Genetics and HCM
When learning about HCM you will read that this is a genetic disease, but what does that really mean? To begin to understand genetics a little better we should first understand the basis for genetic knowledge, DNA. In short DNA is what makes YOU what you are. It is defined as the double-stranded, helical molecular chain found within the nucleus of each cell. DNA carries the genetic information that encodes proteins and enables cells to reproduce and perform their functions. Molecular genetics is the field of biology which studies the structure and function of genes at a molecular level. Molecular genetics employs the methods of genetics and molecular biology. It is so-called to differentiate it from other sub fields of genetics such as ecological genetics and population genetics. We have learned a great deal about HCM through the work of many researchers. Today we hope to take these discoveries and use them to assist in the identification of those with HCM.
What do we know about genetics in HCM?
As of August 2017, a multitude of 1000+ mutations in 17+ genes, which are necessary for the development and contraction of heart muscle cells (in units called sarcomeres), have been mapped to their respective chromosomes and isolated from members of families with HCM; (some of these mutations also exist in skeletal muscle, as well as heart muscle). The 11 most common genes presently regarded as causing HCM are known in scientific terms as: 1) beta-myosin heavy chain; 2) cardiac myosin-binding protein C; 3) cardiac troponin-T; 4) troponin I; 5) alpha-tropomyosin; 6 & 7) essential and regulatory myosin light chains; 8) actin; 9) alpha-myosin heavy chain; 10) titin; and 11) muscle LIM protein. In most patients, HCM is caused by the initial 3 genes on this list while the other 8 genes each account for only a small fraction of the patients. Additional genes and mutations responsible for HCM will undoubtedly be identified in the future since the known mutant genes account for only about 60% of the overall patient population. Among these genes more than 500 individual mutations have now been identified. In the past few years a long list of mutations have been identified and suspected to be responsible for HCM in many families, however the numbers and power of this data are still early to know if these mutations are responsible for the 40% of HCM we have yet to find solid genetic causation for. Indeed, this is one of the reasons HCM is widely regarded as a diverse and heterogeneous disease.
We also know there are other genes that cause conditions that have a similar appearance to sarcomere mutation related HCM in the heart. These diseases fall into a few different areas and each have a genetic component that sets them apart from the sarcomere mutation HCM. In some of these cases the treatment may be similar to that of sarcomere HCM, however others have dramatically different treatments and clinical course thus it is important to know the reason root cause of the changes in the heart.

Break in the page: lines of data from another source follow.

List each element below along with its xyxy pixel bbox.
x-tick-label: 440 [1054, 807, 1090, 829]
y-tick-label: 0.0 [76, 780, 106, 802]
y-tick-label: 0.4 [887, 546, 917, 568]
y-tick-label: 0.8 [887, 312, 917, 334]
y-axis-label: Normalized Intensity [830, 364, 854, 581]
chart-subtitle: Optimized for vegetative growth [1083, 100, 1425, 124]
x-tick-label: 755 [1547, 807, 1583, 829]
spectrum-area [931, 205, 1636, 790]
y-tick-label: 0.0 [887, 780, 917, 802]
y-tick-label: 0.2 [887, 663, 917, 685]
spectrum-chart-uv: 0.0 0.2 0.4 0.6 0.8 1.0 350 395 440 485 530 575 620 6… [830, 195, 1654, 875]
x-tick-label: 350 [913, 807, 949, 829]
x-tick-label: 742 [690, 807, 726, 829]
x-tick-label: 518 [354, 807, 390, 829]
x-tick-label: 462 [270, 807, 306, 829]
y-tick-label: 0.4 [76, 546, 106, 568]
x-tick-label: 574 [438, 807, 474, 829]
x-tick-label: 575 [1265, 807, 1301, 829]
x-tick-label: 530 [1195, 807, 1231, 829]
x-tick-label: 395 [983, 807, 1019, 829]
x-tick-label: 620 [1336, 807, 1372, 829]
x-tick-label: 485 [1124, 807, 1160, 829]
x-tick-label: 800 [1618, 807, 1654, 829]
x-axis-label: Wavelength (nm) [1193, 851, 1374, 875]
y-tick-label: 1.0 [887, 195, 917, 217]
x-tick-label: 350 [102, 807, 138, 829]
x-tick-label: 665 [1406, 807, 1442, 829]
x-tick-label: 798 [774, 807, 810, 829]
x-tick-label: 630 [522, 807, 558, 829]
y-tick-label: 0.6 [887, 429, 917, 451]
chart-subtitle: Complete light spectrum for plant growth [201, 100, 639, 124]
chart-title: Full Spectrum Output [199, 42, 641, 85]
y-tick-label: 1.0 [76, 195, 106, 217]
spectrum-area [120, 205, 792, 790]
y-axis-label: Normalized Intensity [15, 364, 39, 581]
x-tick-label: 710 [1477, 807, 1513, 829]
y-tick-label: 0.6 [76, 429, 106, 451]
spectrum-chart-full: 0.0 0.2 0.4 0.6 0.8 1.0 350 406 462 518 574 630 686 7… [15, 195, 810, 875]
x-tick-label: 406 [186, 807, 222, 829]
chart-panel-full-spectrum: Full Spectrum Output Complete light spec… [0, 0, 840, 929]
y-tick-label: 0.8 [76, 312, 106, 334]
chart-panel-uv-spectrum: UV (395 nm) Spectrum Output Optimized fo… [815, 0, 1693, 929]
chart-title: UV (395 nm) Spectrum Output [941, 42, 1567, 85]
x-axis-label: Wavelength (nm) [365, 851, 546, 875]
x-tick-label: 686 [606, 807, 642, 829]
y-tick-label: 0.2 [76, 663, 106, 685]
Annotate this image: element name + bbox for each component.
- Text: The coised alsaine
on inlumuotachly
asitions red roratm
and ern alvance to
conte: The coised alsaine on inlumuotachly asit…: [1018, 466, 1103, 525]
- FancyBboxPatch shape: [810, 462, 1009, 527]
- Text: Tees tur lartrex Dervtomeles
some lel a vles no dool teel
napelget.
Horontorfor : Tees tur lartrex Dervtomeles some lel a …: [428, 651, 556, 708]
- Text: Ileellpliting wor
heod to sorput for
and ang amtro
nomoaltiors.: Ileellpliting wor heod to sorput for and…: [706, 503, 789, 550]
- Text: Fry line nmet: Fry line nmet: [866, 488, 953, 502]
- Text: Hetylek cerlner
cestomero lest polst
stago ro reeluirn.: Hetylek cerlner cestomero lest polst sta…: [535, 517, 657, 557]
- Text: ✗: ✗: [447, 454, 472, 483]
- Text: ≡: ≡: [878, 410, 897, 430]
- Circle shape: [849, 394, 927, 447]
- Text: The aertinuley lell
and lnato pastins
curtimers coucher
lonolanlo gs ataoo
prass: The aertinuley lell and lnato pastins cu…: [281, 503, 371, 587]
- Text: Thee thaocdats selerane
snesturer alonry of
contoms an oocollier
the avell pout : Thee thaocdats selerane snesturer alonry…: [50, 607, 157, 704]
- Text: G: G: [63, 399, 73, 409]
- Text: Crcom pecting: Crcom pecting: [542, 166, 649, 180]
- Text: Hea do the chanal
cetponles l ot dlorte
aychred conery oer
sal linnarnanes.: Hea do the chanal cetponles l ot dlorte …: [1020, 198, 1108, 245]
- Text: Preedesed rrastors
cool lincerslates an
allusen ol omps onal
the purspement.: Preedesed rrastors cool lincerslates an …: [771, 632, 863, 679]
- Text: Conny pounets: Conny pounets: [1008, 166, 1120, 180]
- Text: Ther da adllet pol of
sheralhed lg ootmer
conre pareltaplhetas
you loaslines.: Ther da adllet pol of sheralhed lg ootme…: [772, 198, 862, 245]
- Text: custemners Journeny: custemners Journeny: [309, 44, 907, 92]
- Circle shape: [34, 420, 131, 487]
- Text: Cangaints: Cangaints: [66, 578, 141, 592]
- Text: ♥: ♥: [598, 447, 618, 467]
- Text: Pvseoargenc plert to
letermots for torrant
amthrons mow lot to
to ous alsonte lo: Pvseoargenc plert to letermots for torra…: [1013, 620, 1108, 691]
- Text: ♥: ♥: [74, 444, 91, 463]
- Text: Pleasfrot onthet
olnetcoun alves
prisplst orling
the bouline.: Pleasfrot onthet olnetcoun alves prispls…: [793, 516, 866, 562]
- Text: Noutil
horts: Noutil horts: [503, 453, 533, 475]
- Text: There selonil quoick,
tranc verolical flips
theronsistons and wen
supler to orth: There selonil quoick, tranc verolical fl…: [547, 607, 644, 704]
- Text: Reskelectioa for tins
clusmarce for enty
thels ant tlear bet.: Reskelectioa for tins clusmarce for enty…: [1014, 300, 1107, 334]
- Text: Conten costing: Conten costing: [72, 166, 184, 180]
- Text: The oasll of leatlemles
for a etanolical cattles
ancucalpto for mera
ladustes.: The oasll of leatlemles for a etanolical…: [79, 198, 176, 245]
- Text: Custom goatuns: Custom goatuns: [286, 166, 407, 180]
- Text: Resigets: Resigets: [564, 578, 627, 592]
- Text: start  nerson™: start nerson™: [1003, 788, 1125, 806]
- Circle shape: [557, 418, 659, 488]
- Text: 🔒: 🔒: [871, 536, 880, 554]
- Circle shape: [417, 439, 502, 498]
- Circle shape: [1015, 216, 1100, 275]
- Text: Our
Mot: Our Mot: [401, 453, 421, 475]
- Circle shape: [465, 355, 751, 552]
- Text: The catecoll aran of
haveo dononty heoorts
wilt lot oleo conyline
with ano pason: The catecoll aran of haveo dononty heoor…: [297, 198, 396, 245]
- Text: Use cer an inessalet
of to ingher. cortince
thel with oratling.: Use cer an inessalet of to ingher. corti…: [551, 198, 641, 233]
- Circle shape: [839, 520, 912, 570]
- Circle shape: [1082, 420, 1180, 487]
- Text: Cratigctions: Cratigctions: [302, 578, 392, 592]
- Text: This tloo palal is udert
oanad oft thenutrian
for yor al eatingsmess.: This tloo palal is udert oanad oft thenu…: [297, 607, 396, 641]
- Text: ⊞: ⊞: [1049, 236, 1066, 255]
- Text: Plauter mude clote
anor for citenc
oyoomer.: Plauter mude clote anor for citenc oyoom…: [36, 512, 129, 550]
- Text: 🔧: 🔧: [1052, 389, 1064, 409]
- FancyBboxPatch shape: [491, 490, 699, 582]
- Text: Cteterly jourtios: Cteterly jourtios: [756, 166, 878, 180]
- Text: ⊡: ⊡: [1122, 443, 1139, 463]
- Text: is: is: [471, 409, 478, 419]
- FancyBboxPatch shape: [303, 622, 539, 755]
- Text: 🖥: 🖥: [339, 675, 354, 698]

- Glycogen storage disorders – such as Pompe’s disease
- Lysosomal storage diseases- such as Fabry’s and Danon’s disease
- Syndromes – such as Noonans, Leopards and Costello’s
- Other conditions – cardiac sarcoidosis or cardiac amyloidosis
Because the treatment can vary between the underlying cause of the appearance of HCM it is advised to discuss genetic testing with your doctor. This is acutely important if the disease is being diagnosed in a young child as many of the non-sarcomere forms of HCM have poor prognosis if not identified and treated early.
What is a mutation?
A mutation is a defect in the DNA code, the protein structure of the gene. These DNA abnormalities may take many forms, but some can be likened to a “spelling error” in the genetic code of DNA such as displacement in the order or sequence of just one of the many amino acids (the individual “building blocks” of the gene protein). Indeed, it is striking and perhaps surprising that such seemingly minor-appearing abnormalities in the gene sequence can make such a profound difference in the structure of the heart, as occurs in HCM.
Patients often inquire about the cause of their mutation, particularly if the gene abnormality has apparently appeared for the first time in a family (as a de novo mutation). This consideration usually arises when a newly diagnosed child has both parents with a normal echocardiogram and no evidence of HCM. Keep in mind that the genetic predisposition to HCM (i.e., the mutant gene) does not always trace back many generations in the same family but may occur spontaneously and for the first time in a member of the most recent generation. This is known as a de novo mutation. At present, the environmental factors that may trigger HCM mutations are unknown.